Divan der persischen Poesie
Divan der persischen Poesie

Blütenlese aus der persischen Poesie, mit einer litterarhistorischen Einleitung, biographischen Notizen und erläuternden Anmerkungen.

Herausgegeben von Julius Hart.

1887 n.Chr.

Inhaltsverzeichnis

Divan der persischen Poesie

Scheich Hilâlî

Aus einer tschagataischen Familie entsprossen, aber zu Astrachan erzogen. Als Jüngling ging er nach Chorassan und ließ sich zu Herat nieder. Im Jahre 1529 ließ ihn Abidchan, der Fürst der Usbegen, als einen Schiiten hinrichten, obwohl er bei den Schiiten im Verdachte stand, ein Sunnit zu sein. Als der Scharfrichter, ein noch junger Mann, den sich der Dichter selber zum Henker gewünscht hatte, beim ersten Streiche verfehlte und ihn nur am Kopfe verwundete, improvisierte der Blutende, wie der persische Biograph Sam Mirsa erzählt, noch einen Vers:

Blut ist's nicht, Hilâlî, was auf dem Gesichte erscheint,
Sondern das Herz, das aus Gram zu dem Gesichte herläuft.
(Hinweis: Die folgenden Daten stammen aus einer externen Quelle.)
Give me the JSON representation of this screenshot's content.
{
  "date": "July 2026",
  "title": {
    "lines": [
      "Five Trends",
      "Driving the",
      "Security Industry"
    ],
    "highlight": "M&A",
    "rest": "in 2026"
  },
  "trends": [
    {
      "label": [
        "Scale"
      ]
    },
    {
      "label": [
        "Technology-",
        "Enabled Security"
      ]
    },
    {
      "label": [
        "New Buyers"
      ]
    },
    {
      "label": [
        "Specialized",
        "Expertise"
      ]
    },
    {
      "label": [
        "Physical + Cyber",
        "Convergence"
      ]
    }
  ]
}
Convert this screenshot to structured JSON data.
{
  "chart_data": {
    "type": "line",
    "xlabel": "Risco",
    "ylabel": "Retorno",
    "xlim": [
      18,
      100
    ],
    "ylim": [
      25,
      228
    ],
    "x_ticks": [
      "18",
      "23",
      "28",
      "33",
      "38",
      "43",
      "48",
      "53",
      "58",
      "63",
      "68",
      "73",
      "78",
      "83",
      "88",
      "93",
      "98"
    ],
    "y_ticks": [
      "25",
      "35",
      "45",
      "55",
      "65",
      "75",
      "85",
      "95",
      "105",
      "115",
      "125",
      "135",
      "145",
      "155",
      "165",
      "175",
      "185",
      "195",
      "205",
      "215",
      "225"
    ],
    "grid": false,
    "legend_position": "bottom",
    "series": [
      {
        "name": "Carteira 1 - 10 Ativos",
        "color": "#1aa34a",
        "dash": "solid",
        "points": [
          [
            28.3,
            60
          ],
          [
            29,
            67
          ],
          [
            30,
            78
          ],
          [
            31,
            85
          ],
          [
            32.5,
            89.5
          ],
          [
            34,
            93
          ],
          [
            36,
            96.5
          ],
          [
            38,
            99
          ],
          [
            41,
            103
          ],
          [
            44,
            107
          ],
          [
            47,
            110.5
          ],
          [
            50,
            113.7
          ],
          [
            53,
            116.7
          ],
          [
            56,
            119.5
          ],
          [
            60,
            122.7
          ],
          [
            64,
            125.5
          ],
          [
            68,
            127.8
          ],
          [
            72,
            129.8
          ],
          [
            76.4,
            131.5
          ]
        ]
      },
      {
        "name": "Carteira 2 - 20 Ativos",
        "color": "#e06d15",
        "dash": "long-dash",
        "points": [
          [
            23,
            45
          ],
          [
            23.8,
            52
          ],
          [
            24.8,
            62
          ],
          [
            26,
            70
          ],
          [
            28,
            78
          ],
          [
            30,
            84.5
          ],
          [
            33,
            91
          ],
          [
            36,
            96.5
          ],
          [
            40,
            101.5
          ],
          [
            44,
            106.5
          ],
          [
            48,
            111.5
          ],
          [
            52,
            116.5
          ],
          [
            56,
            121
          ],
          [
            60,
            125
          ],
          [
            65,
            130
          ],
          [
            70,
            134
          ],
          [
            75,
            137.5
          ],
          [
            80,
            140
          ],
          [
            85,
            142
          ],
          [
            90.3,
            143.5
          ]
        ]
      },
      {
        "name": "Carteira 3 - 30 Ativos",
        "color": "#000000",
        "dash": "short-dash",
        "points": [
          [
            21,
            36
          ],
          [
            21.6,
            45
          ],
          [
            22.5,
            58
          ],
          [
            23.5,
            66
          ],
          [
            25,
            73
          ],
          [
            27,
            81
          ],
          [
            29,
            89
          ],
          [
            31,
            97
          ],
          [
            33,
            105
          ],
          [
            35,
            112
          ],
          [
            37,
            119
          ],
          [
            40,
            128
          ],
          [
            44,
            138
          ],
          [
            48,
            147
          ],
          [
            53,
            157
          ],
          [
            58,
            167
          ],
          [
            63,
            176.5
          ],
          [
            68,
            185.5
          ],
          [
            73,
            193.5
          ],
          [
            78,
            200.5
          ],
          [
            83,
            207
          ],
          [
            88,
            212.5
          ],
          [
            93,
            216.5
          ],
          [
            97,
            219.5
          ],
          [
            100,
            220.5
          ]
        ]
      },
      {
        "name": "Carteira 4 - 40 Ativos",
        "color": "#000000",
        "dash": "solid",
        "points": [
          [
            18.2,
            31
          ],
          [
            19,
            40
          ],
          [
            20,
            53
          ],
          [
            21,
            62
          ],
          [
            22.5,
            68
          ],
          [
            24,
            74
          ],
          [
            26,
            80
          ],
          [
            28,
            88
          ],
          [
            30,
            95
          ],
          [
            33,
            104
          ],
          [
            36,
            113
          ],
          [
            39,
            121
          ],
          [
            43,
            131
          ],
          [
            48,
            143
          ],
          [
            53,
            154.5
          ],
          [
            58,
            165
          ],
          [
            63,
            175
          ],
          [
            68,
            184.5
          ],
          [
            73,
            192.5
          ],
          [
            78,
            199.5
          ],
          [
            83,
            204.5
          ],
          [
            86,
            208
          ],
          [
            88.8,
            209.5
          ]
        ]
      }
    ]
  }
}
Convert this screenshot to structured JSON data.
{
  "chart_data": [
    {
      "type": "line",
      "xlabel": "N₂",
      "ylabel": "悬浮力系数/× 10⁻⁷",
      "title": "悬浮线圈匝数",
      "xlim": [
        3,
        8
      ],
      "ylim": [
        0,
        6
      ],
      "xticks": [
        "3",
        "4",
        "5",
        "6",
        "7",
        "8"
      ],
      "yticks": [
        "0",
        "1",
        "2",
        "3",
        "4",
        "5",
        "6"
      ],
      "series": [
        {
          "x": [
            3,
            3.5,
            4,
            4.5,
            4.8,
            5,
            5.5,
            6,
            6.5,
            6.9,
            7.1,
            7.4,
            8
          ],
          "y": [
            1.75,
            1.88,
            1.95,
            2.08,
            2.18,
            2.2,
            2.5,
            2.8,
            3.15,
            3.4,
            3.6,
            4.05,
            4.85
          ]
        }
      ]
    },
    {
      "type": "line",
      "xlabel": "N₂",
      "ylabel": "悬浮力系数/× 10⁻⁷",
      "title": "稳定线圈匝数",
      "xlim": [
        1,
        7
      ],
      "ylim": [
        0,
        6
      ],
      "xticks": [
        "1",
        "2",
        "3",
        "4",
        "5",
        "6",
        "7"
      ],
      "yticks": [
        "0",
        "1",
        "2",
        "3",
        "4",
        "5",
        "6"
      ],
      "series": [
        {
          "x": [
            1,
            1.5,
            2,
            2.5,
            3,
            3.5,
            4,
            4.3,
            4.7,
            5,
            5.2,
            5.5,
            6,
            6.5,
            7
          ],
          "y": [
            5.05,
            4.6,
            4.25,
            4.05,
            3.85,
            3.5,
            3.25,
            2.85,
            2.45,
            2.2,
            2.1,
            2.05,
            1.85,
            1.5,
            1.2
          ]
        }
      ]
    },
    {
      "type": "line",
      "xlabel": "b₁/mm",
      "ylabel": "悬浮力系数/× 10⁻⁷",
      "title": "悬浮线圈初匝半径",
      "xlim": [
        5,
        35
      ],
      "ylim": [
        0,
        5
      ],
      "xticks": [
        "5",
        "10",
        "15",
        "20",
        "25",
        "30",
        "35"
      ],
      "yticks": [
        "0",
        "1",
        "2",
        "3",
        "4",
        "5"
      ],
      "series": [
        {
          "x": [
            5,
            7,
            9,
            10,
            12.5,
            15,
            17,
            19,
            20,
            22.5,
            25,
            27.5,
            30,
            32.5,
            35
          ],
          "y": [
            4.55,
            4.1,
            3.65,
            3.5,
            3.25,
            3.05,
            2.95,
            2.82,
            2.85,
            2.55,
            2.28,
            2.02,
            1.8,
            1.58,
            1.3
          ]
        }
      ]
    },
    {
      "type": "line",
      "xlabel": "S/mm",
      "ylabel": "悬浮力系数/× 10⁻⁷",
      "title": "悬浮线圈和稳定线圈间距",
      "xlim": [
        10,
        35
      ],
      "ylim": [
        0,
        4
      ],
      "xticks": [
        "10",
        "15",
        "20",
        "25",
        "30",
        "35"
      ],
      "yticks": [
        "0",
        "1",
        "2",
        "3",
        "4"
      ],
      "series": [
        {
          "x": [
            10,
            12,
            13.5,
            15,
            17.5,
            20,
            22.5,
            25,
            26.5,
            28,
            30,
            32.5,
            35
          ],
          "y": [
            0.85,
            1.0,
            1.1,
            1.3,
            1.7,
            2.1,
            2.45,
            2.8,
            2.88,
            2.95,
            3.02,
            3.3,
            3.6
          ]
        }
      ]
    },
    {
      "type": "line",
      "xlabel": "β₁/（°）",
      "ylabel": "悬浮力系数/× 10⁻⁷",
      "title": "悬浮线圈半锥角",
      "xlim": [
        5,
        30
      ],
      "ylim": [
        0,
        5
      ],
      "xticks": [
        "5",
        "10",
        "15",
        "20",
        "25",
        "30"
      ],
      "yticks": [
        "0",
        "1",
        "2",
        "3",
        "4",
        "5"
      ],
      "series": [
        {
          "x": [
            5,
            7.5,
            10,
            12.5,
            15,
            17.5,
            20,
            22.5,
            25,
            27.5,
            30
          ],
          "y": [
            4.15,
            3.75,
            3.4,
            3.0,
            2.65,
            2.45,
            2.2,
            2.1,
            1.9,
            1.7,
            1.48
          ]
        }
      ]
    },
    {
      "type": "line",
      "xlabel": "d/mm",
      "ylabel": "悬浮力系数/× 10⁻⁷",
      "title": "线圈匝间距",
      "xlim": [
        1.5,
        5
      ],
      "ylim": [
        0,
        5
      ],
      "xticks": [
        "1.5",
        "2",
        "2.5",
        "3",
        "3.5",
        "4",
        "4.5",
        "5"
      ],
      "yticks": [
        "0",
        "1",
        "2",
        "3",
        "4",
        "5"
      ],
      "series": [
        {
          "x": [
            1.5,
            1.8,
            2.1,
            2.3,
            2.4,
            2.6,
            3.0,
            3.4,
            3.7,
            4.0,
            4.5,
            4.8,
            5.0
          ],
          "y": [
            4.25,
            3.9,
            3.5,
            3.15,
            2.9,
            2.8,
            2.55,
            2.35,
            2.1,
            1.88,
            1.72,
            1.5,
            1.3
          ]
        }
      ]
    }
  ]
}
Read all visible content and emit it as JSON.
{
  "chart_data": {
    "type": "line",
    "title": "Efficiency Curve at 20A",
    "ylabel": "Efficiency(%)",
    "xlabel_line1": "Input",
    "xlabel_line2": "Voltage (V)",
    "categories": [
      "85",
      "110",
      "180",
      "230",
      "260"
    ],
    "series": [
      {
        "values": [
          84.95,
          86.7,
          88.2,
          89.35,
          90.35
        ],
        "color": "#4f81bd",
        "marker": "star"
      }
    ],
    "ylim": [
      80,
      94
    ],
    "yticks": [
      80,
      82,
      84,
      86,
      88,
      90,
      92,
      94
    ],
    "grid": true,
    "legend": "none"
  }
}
Hilâlî ist Verfasser von drei Mesnewi, von denen das berühmteste eine Art romantischen Gedichtes ist, »der König und Derwisch;« es behandelt die innige Freundschaft eines Derwisch zu einem Prinzen, die verschiedenen Stadien derselben, Trennung und Wiedersehen. Das eigentlich Stoffliche ist belanglos, zart und schön aber einige Naturschilderungen, der Ausdruck der Sehnsucht ist oft feurig und von kräftiger Leidenschaft. Europäischem Geschmack dürfte aber diese Schwärmerei wenig zusagen, wenn man sich auch sagt, daß das Ganze mystisch zu verstehen und mit dem König der Gott des Çufismus gemeint ist.

Aus »König und Derwisch.«

Eingang: Lob Gottes

O du, des Sein der Urgrund aller Wesen,
Der ist, sein wird und immerdar gewesen,
Ob hoch, ob niedrig – du schaffst alles Sein,
Das All ist nichts – nur du bestehst allein!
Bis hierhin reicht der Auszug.